The poc can be found on my github repo.

The eBPF part Link to heading

The eBPF part is pretty simple (omitting all the checks to make the verifier happy):

  __u16 hlen = arph->ar_hln;
  __u16 plen = arph->ar_pln;
  __u32 opCode = bpf_ntohs(arph->ar_op);

  void *senderHwAddress = (void *)arph + sizeof(struct arphdr);
  void *senderProtoAddress = senderHwAddress + hlen;

  struct event *arp_event;

  arp_event = bpf_ringbuf_reserve(&events, sizeof(struct event), 0);

  bpf_core_read_str(arp_event->senderHWvalue, hlen + 1, senderHwAddress);
  bpf_core_read_str(arp_event->senderProtoValue, plen + 1, senderProtoAddress);
  arp_event->opCode = opCode;

  bpf_ringbuf_submit(arp_event, 0);

It gets the sender IP and MAC address from the ARP request, fills an event and sends it to user space via a ring buffer.

Simple and bulletproof.

On user space Link to heading

The user space side is simple as well (with purged error handling):

for {
		record, err := rd.Read()

		var event arpEvent
		binary.Read(bytes.NewBuffer(record.RawSample), binary.LittleEndian, &event)
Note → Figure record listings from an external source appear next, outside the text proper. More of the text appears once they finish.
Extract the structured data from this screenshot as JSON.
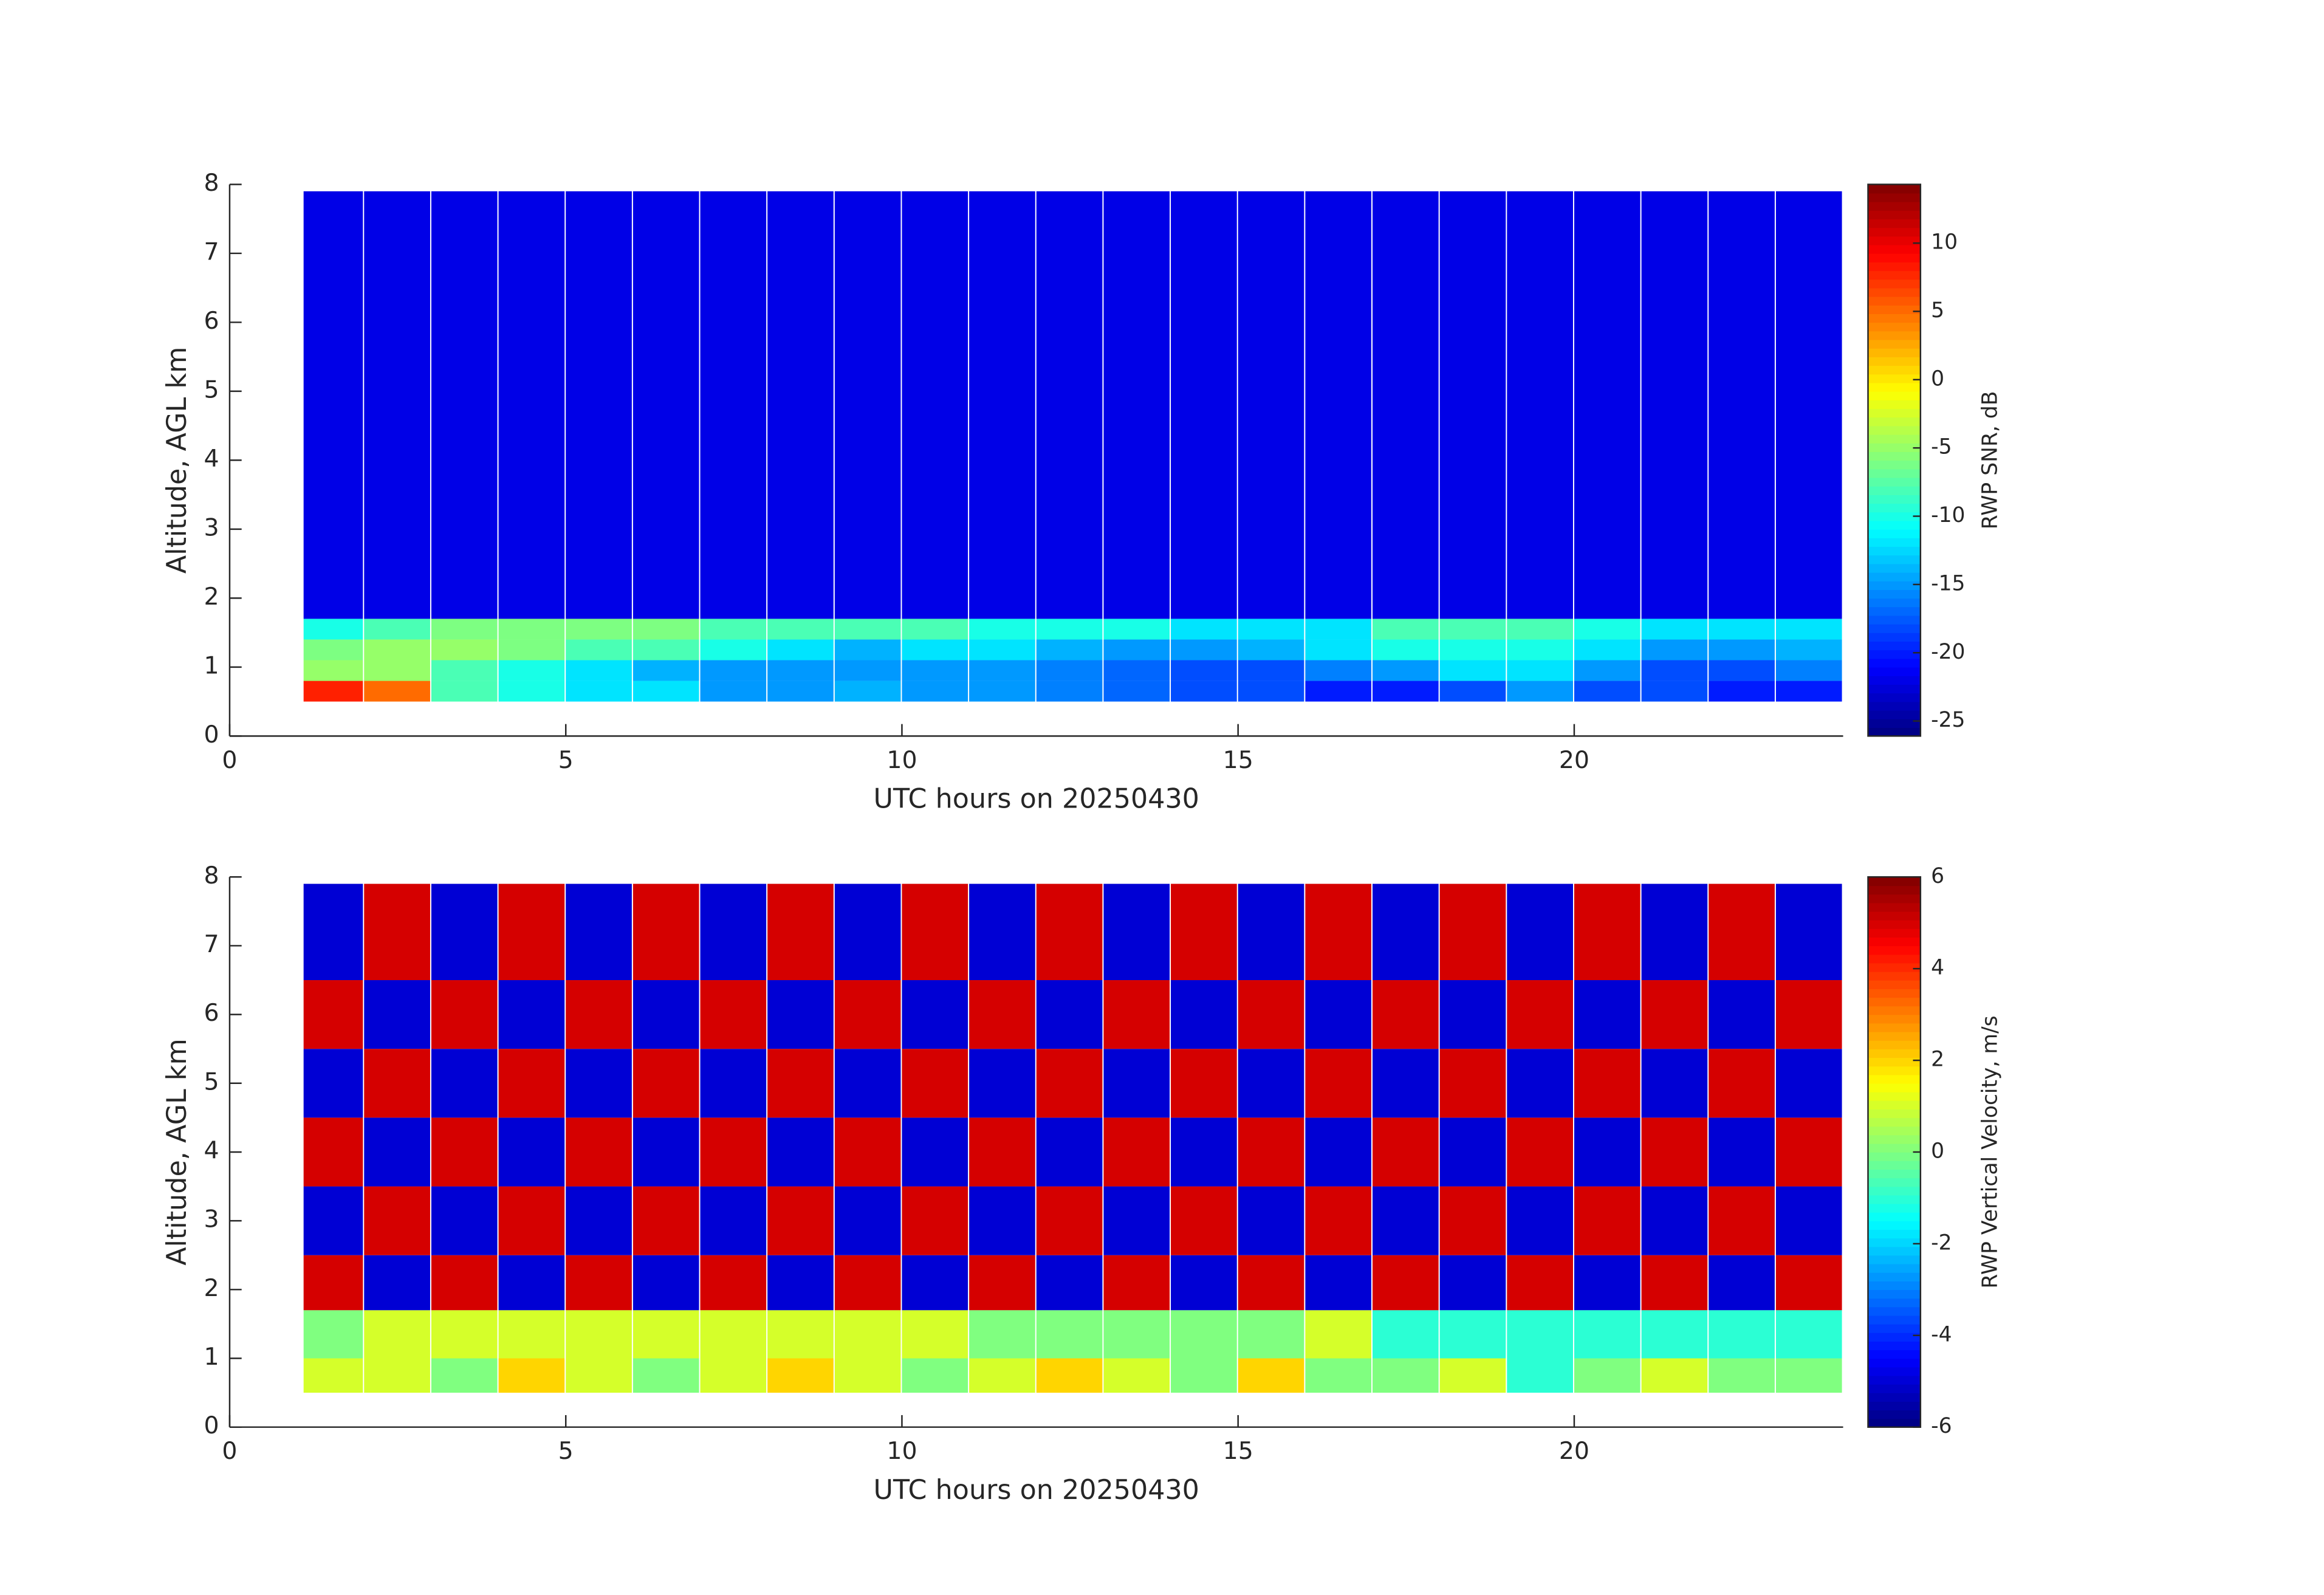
{
  "chart_data": [
    {
      "type": "heatmap",
      "colormap": "jet",
      "xlabel": "UTC hours on 20250430",
      "ylabel": "Altitude, AGL km",
      "colorbar_label": "RWP SNR, dB",
      "xlim": [
        0,
        24
      ],
      "xticks": [
        0,
        5,
        10,
        15,
        20
      ],
      "ylim": [
        0,
        8
      ],
      "yticks": [
        0,
        1,
        2,
        3,
        4,
        5,
        6,
        7,
        8
      ],
      "clim": [
        -26.1,
        14.3
      ],
      "cticks": [
        -25,
        -20,
        -15,
        -10,
        -5,
        0,
        5,
        10
      ],
      "x_edges": [
        1.1,
        2,
        3,
        4,
        5,
        6,
        7,
        8,
        9,
        10,
        11,
        12,
        13,
        14,
        15,
        16,
        17,
        18,
        19,
        20,
        21,
        22,
        23,
        24
      ],
      "y_edges": [
        0.5,
        0.8,
        1.1,
        1.4,
        1.7,
        7.9
      ],
      "z": [
        [
          8,
          5,
          -8,
          -10,
          -12,
          -12,
          -15,
          -15,
          -14,
          -15,
          -15,
          -16,
          -17,
          -18,
          -18,
          -20,
          -20,
          -18,
          -15,
          -18,
          -18,
          -20,
          -20
        ],
        [
          -5,
          -5,
          -8,
          -10,
          -12,
          -14,
          -15,
          -15,
          -15,
          -15,
          -15,
          -16,
          -17,
          -18,
          -18,
          -16,
          -15,
          -12,
          -12,
          -15,
          -18,
          -18,
          -16
        ],
        [
          -6,
          -5,
          -5,
          -6,
          -8,
          -8,
          -10,
          -12,
          -14,
          -12,
          -12,
          -14,
          -15,
          -15,
          -14,
          -12,
          -10,
          -10,
          -10,
          -12,
          -15,
          -15,
          -14
        ],
        [
          -10,
          -8,
          -6,
          -6,
          -6,
          -6,
          -8,
          -8,
          -8,
          -8,
          -10,
          -10,
          -10,
          -12,
          -12,
          -12,
          -8,
          -8,
          -8,
          -10,
          -12,
          -12,
          -12
        ],
        [
          -22,
          -22,
          -22,
          -22,
          -22,
          -22,
          -22,
          -22,
          -22,
          -22,
          -22,
          -22,
          -22,
          -22,
          -22,
          -22,
          -22,
          -22,
          -22,
          -22,
          -22,
          -22,
          -22
        ]
      ]
    },
    {
      "type": "heatmap",
      "colormap": "jet",
      "xlabel": "UTC hours on 20250430",
      "ylabel": "Altitude, AGL km",
      "colorbar_label": "RWP Vertical Velocity, m/s",
      "xlim": [
        0,
        24
      ],
      "xticks": [
        0,
        5,
        10,
        15,
        20
      ],
      "ylim": [
        0,
        8
      ],
      "yticks": [
        0,
        1,
        2,
        3,
        4,
        5,
        6,
        7,
        8
      ],
      "clim": [
        -6,
        6
      ],
      "cticks": [
        -6,
        -4,
        -2,
        0,
        2,
        4,
        6
      ],
      "x_edges": [
        1.1,
        2,
        3,
        4,
        5,
        6,
        7,
        8,
        9,
        10,
        11,
        12,
        13,
        14,
        15,
        16,
        17,
        18,
        19,
        20,
        21,
        22,
        23,
        24
      ],
      "y_edges": [
        0.5,
        1.0,
        1.7,
        2.5,
        3.5,
        4.5,
        5.5,
        6.5,
        7.9
      ],
      "z": [
        [
          1,
          1,
          0,
          2,
          1,
          0,
          1,
          2,
          1,
          0,
          1,
          2,
          1,
          0,
          2,
          0,
          0,
          1,
          -1,
          0,
          1,
          0,
          0
        ],
        [
          0,
          1,
          1,
          1,
          1,
          1,
          1,
          1,
          1,
          1,
          0,
          0,
          0,
          0,
          0,
          1,
          -1,
          -1,
          -1,
          -1,
          -1,
          -1,
          -1
        ],
        [
          5,
          -5,
          5,
          -5,
          5,
          -5,
          5,
          -5,
          5,
          -5,
          5,
          -5,
          5,
          -5,
          5,
          -5,
          5,
          -5,
          5,
          -5,
          5,
          -5,
          5
        ],
        [
          -5,
          5,
          -5,
          5,
          -5,
          5,
          -5,
          5,
          -5,
          5,
          -5,
          5,
          -5,
          5,
          -5,
          5,
          -5,
          5,
          -5,
          5,
          -5,
          5,
          -5
        ],
        [
          5,
          -5,
          5,
          -5,
          5,
          -5,
          5,
          -5,
          5,
          -5,
          5,
          -5,
          5,
          -5,
          5,
          -5,
          5,
          -5,
          5,
          -5,
          5,
          -5,
          5
        ],
        [
          -5,
          5,
          -5,
          5,
          -5,
          5,
          -5,
          5,
          -5,
          5,
          -5,
          5,
          -5,
          5,
          -5,
          5,
          -5,
          5,
          -5,
          5,
          -5,
          5,
          -5
        ],
        [
          5,
          -5,
          5,
          -5,
          5,
          -5,
          5,
          -5,
          5,
          -5,
          5,
          -5,
          5,
          -5,
          5,
          -5,
          5,
          -5,
          5,
          -5,
          5,
          -5,
          5
        ],
        [
          -5,
          5,
          -5,
          5,
          -5,
          5,
          -5,
          5,
          -5,
          5,
          -5,
          5,
          -5,
          5,
          -5,
          5,
          -5,
          5,
          -5,
          5,
          -5,
          5,
          -5
        ]
      ]
    }
  ]
}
		ip := bytesToIP(event.SenderProtoValue)
		mac := bytesToMac(event.SenderHWvalue)
		when := added[ip]
		now := time.Now()
		if now.Sub(when) > time.Minute {
			added[ip] = now
			neighborAdd(devID.Index, ip, mac)
		}
	}

It:

  • receives the ARP related information from Kernel space
  • checks if it received one in the last minute
  • if not, adds the record to the neighbor table

Does it work? Link to heading

Let’s try with the same layout presented in the l2 evpn post:

When we start, the neigh table is does not contain the entries related to HOST1 or HOST2:

docker exec -it clab-evpnl2-leaf1 ip neigh show
192.168.1.0 dev eth1 lladdr aa:c1:ab:94:bd:76 REACHABLE
fe80::a8bb:ccff:fe00:64 dev br10 lladdr aa:bb:cc:00:00:64 extern_learn NOARP proto zebra

We run the program on both the leaves:

leaf1:/# ./fill-neighbor --attach-to eth2 --from-interface br10
leaf2:/# ./fill-neighbor --attach-to eth2 --from-interface br10

And then we ping HOST2 from HOST1:

docker exec clab-evpnl2-HOST1 bash -c "ping -c 1 192.168.10.3"
PING 192.168.10.3 (192.168.10.3) 56(84) bytes of data.
64 bytes from 192.168.10.3: icmp_seq=1 ttl=64 time=0.616 ms

--- 192.168.10.3 ping statistics ---
1 packets transmitted, 1 received, 0% packet loss, time 0ms
rtt min/avg/max/mdev = 0.616/0.616/0.616/0.000 ms

Let’s check the neighbor table of leaf1:

docker exec -it clab-evpnl2-leaf1 ip neigh show
192.168.10.2 dev br10 lladdr aa:c1:ab:3b:a1:fd STALE
192.168.1.0 dev eth1 lladdr aa:c1:ab:94:bd:76 STALE
192.168.10.3 dev br10 lladdr aa:c1:ab:69:b5:9e extern_learn NOARP proto zebra
fe80::a8bb:ccff:fe00:64 dev br10 lladdr aa:bb:cc:00:00:64 extern_learn NOARP proto zebra

leaf1’s neighbor table now contains:

  • an entry related to HOST1 (192.168.10.2), filled by the local fill-neighbor as an effect of the ARP request coming through eth2
  • an entry related to HOST2, because leaf2’s local table was filled by its fill-neighbor as an effect of the ARP reply coming through its eth2, and then FRR announced it as type 2 EVPN route to leaf1

Arping is resolved locally to leaf2, suppressing ARP broadcasts around the fabric.

Things to improve Link to heading

This is a simple example, that clearly needs to be extended. It lacks IPV6 support, and more importantly the table must be kept in sync in two ways:

  • by pinging the neighbor, to understand if the neighbor is still there and to refresh the local neigh table
  • by purging the entry of the map in case the neighbor is not there anymore

Conclusion Link to heading

This is yet another example of how eBPF programs can be very simple but enable powerful features of the kernel. Here we just observe (and parse) the ARP requests, and use this information to keep the neighbor table using netlink commands.